La pobre niña se detuvo petrificada. No había visto aún a la muñeca de cerca. Toda aquella tienda le
parecía un palacio; la muñeca no era una muñeca, era una visión. Era la alegría, el esplendor, la riqueza,
la felicidad, lo que aparecía en una especie de brillo quimérico ante aquel pequeño y desgraciado ser,
relegado tan profundamente a una miseria fúnebre y fría. Cosette medía, con la sagacidad candorosa y
triste de la infancia, el abismo que la separaba de aquella muñeca. Se decía que era preciso ser reina, o
al menos princesa, para tener una «cosa» como aquella. Consideraba aquel hermoso vestido rosa y
aquellos hermosos cabellos lisos, y pensaba: ¡Qué feliz debe ser esta muñeca! Sus ojos no podían
separarse de aquella tienda fantástica. Cuanto más miraba, más se deslumbraba. Creía estar viendo el
paraíso. Había otras muñecas detrás de la grande, que le parecían hadas y genios. El mercader que iba y
venía en el fondo de la barraca le producía en cierto modo el efecto de un Padre Eterno.

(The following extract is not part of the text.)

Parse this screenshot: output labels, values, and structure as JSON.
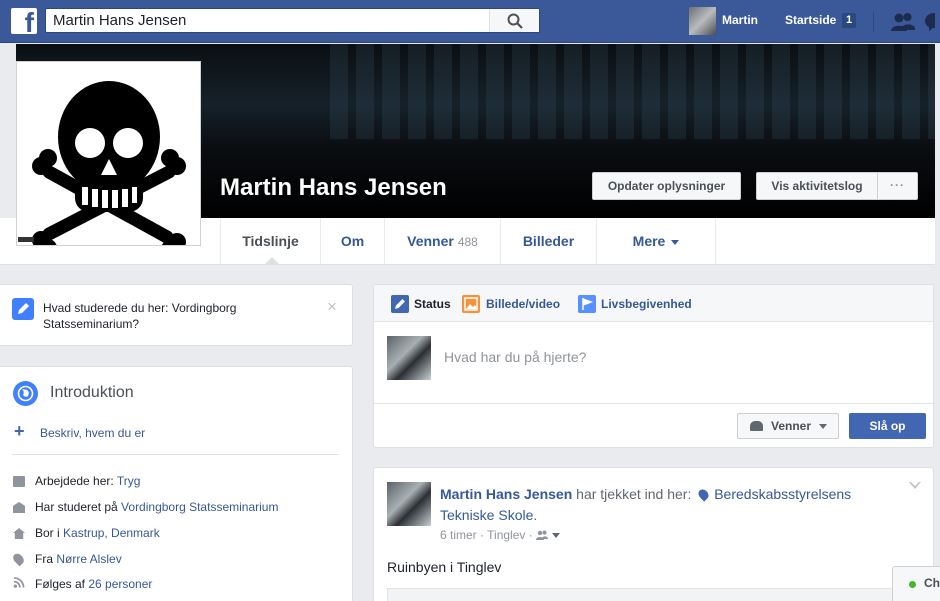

En esta adoración, lo olvidó todo, incluso la misión que le habían encargado. De repente, la voz ruda
de la Thénardier la hizo volver a la realidad:
—¿Cómo, bribonzuela, no te has ido todavía? ¡Espera! ¡Allá voy! ¿Qué tienes tú que hacer allí? ¡Vete,
pequeño monstruo!
La Thénardier había echado una mirada a la calle y había visto a Cosette en éxtasis.
Cosette echó a correr con su cubo tan velozmente como le era posible.